Arsenal are very appealing to French youngsters, who have seen many childhood heroes succeed there under the watch of Wenger. Grenier said it; he is only interested in improving and Arsenal offers him just that, and a bigger salary of course. According to the French press, he asked Lyon to give him €250,000 (£212,900) per month to put pen on paper on a new deal last April. He currently earns €80,000 (£68,100) per month and is in a far better form than Gourcuff.
This might all be a blag from Aulas to sell for a higher price because Grenier has a year left on his contract and Lyon need to pay for the Stade des Lumieres that they are building.
- Hocine Harzoune | Goal France
Having failed to register a senior goal prior to this season, Grenier struck seven in only 28 league matches for Lyon, notching up six assists in the process. His ability to deliver at key moments was also admirable for one so young, with a 90th-minute winner in Montpellier another memorable highpoint of a breakthrough campaign.
Lyon president Jean-Michel Aulas has made it clear that he does not want a player whom he has described as "Juninho's little brother" to depart.

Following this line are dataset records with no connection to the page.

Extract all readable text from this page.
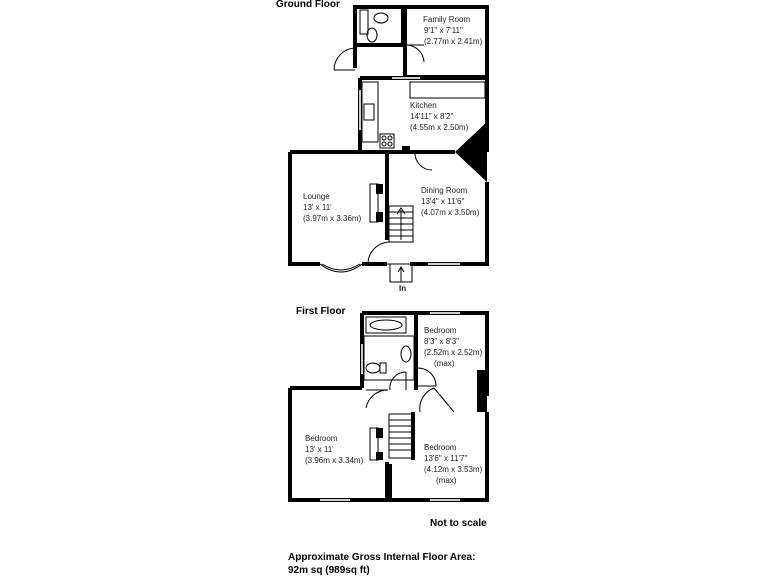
Ground Floor
In
Family Room
9'1" x 7'11"
(2.77m x 2.41m)
Kitchen
14'11" x 8'2"
(4.55m x 2.50m)
Lounge
13' x 11'
(3.97m x 3.36m)
Dining Room
13'4" x 11'6"
(4.07m x 3.50m)
First Floor
Bedroom
8'3" x 8'3"
(2.52m x 2.52m)
(max)
Bedroom
13' x 11'
(3.96m x 3.34m)
Bedroom
13'6" x 11'7"
(4.12m x 3.53m)
(max)
Not to scale
Approximate Gross Internal Floor Area:
92m sq (989sq ft)
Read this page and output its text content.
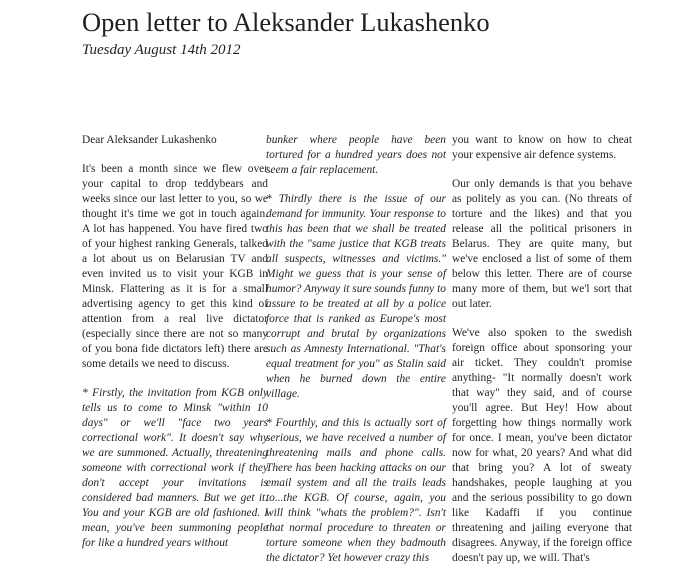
Open letter to Aleksander Lukashenko
Tuesday August 14th 2012

Dear Aleksander Lukashenko

It's been a month since we flew over your capital to drop teddybears and weeks since our last letter to you, so we thought it's time we got in touch again. A lot has happened. You have fired two of your highest ranking Generals, talked a lot about us on Belarusian TV and even invited us to visit your KGB in Minsk. Flattering as it is for a small advertising agency to get this kind of attention from a real live dictator (especially since there are not so many of you bona fide dictators left) there are some details we need to discuss.

* Firstly, the invitation from KGB only tells us to come to Minsk "within 10 days" or we'll "face two years correctional work". It doesn't say why we are summoned. Actually, threatening someone with correctional work if they don't accept your invitations is considered bad manners. But we get it. You and your KGB are old fashioned. I mean, you've been summoning people for like a hundred years without

bunker where people have been tortured for a hundred years does not seem a fair replacement.

* Thirdly there is the issue of our demand for immunity. Your response to this has been that we shall be treated with the "same justice that KGB treats all suspects, witnesses and victims." Might we guess that is your sense of humor? Anyway it sure sounds funny to assure to be treated at all by a police force that is ranked as Europe's most corrupt and brutal by organizations such as Amnesty International. "That's equal treatment for you" as Stalin said when he burned down the entire village.

* Fourthly, and this is actually sort of serious, we have received a number of threatening mails and phone calls. There has been hacking attacks on our email system and all the trails leads to...the KGB. Of course, again, you will think "whats the problem?". Isn't that normal procedure to threaten or torture someone when they badmouth the dictator? Yet however crazy this

you want to know on how to cheat your expensive air defence systems.

Our only demands is that you behave as politely as you can. (No threats of torture and the likes) and that you release all the political prisoners in Belarus. They are quite many, but we've enclosed a list of some of them below this letter. There are of course many more of them, but we'l sort that out later.

We've also spoken to the swedish foreign office about sponsoring your air ticket. They couldn't promise anything- "It normally doesn't work that way" they said, and of course you'll agree. But Hey! How about forgetting how things normally work for once. I mean, you've been dictator now for what, 20 years? And what did that bring you? A lot of sweaty handshakes, people laughing at you and the serious possibility to go down like Kadaffi if you continue threatening and jailing everyone that disagrees. Anyway, if the foreign office doesn't pay up, we will. That's
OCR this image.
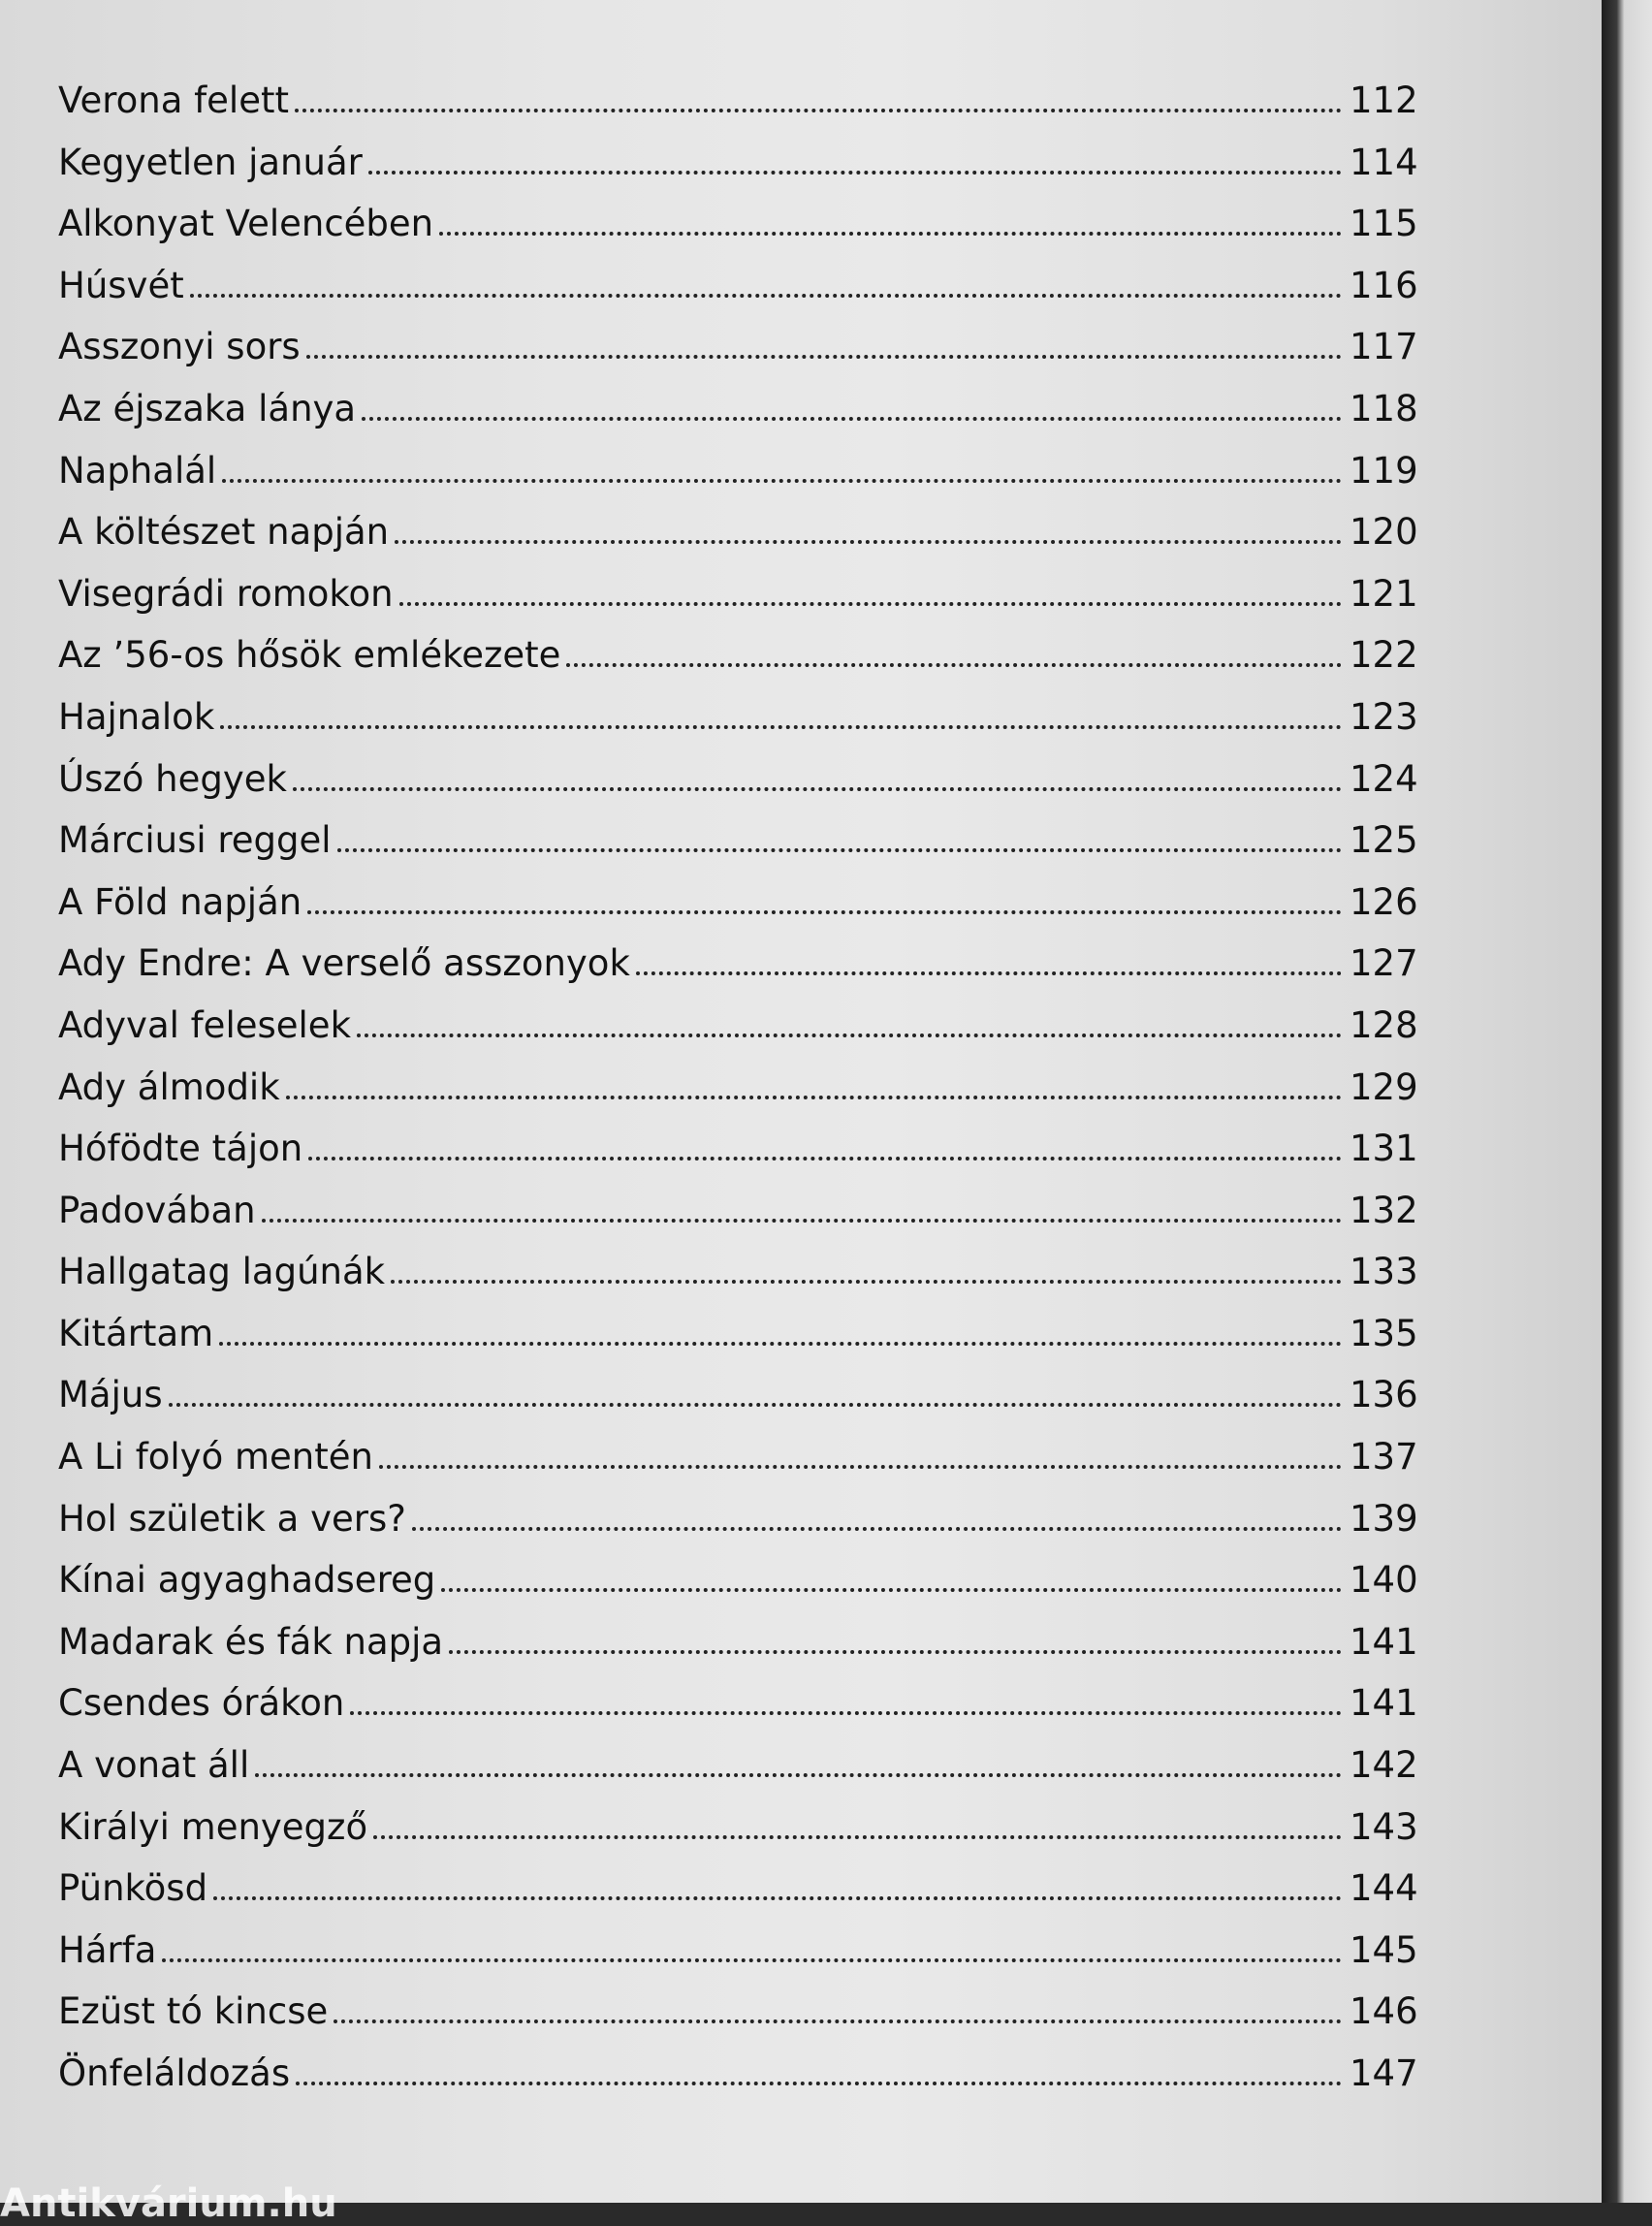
Verona felett	112
Kegyetlen január	114
Alkonyat Velencében	115
Húsvét	116
Asszonyi sors	117
Az éjszaka lánya	118
Naphalál	119
A költészet napján	120
Visegrádi romokon	121
Az ’56-os hősök emlékezete	122
Hajnalok	123
Úszó hegyek	124
Márciusi reggel	125
A Föld napján	126
Ady Endre: A verselő asszonyok	127
Adyval feleselek	128
Ady álmodik	129
Hófödte tájon	131
Padovában	132
Hallgatag lagúnák	133
Kitártam	135
Május	136
A Li folyó mentén	137
Hol születik a vers?	139
Kínai agyaghadsereg	140
Madarak és fák napja	141
Csendes órákon	141
A vonat áll	142
Királyi menyegző	143
Pünkösd	144
Hárfa	145
Ezüst tó kincse	146
Önfeláldozás	147
Antikvárium.hu
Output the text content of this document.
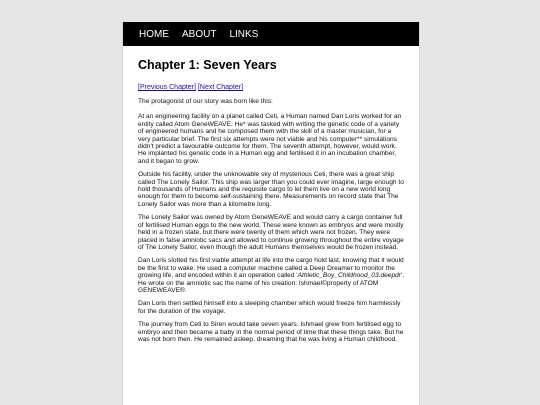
HOME ABOUT LINKS
Chapter 1: Seven Years
[Previous Chapter] [Next Chapter]

The protagonist of our story was born like this:

At an engineering facility on a planet called Ceti, a Human named Dan Loris worked for an entity called Atom GeneWEAVE. He* was tasked with writing the genetic code of a variety of engineered humans and he composed them with the skill of a master musician, for a very particular brief. The first six attempts were not viable and his computer** simulations didn't predict a favourable outcome for them. The seventh attempt, however, would work. He implanted his genetic code in a Human egg and fertilised it in an incubation chamber, and it began to grow.

Outside his facility, under the unknowable sky of mysterious Ceti, there was a great ship called The Lonely Sailor. This ship was larger than you could ever imagine, large enough to hold thousands of Humans and the requisite cargo to let them live on a new world long enough for them to become self-sustaining there. Measurements on record state that The Lonely Sailor was more than a kilometre long.

The Lonely Sailor was owned by Atom GeneWEAVE and would carry a cargo container full of fertilised Human eggs to the new world. These were known as embryos and were mostly held in a frozen state, but there were twenty of them which were not frozen. They were placed in false amniotic sacs and allowed to continue growing throughout the entire voyage of The Lonely Sailor, even though the adult Humans themselves would be frozen instead.

Dan Loris slotted his first viable attempt at life into the cargo hold last, knowing that it would be the first to wake. He used a computer machine called a Deep Dreamer to monitor the growing life, and encoded within it an operation called 'Athletic_Boy_Childhood_03.deepdr'. He wrote on the amniotic sac the name of his creation: Ishmael©property of ATOM GENEWEAVE®.

Dan Loris then settled himself into a sleeping chamber which would freeze him harmlessly for the duration of the voyage.

The journey from Ceti to Siren would take seven years. Ishmael grew from fertilised egg to embryo and then became a baby in the normal period of time that these things take. But he was not born then. He remained asleep, dreaming that he was living a Human childhood.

"If Arsene wants to have an idea of Grenier's price, I will tell him that it is the same as what Bayern Munich paid for Mario Gotze - around €37 million (£32m)," he bullishly told Canal+ in the wake of Wenger’s public declaration of interest.
No doubt that OL's leader would like to keep hold of his most prized young asset as the club rediscover the Champions League next season after an uncharacteristic year in the Europa League. That aspiration will be very difficult to achieve, however.
Negotiations over a new deal for the player have broken down, with Grenier reportedly seeking three times as much as he is presently paid. While this in itself is not an issue, Lyon's inability to offload the out-of-form Yoann Gourcuff is a major burden to their wage bill.
Such is Lyon's financial status, it is impossible for them to hold out for such a sum and Arsenal will be looking to profit at their expense. After such a mature campaign in France, Grenier may well feel that it would be wise to leave on a high to the Emirates Stadium, where the reputation for developing young players remains second to none, despite the inability of the club to win silverware.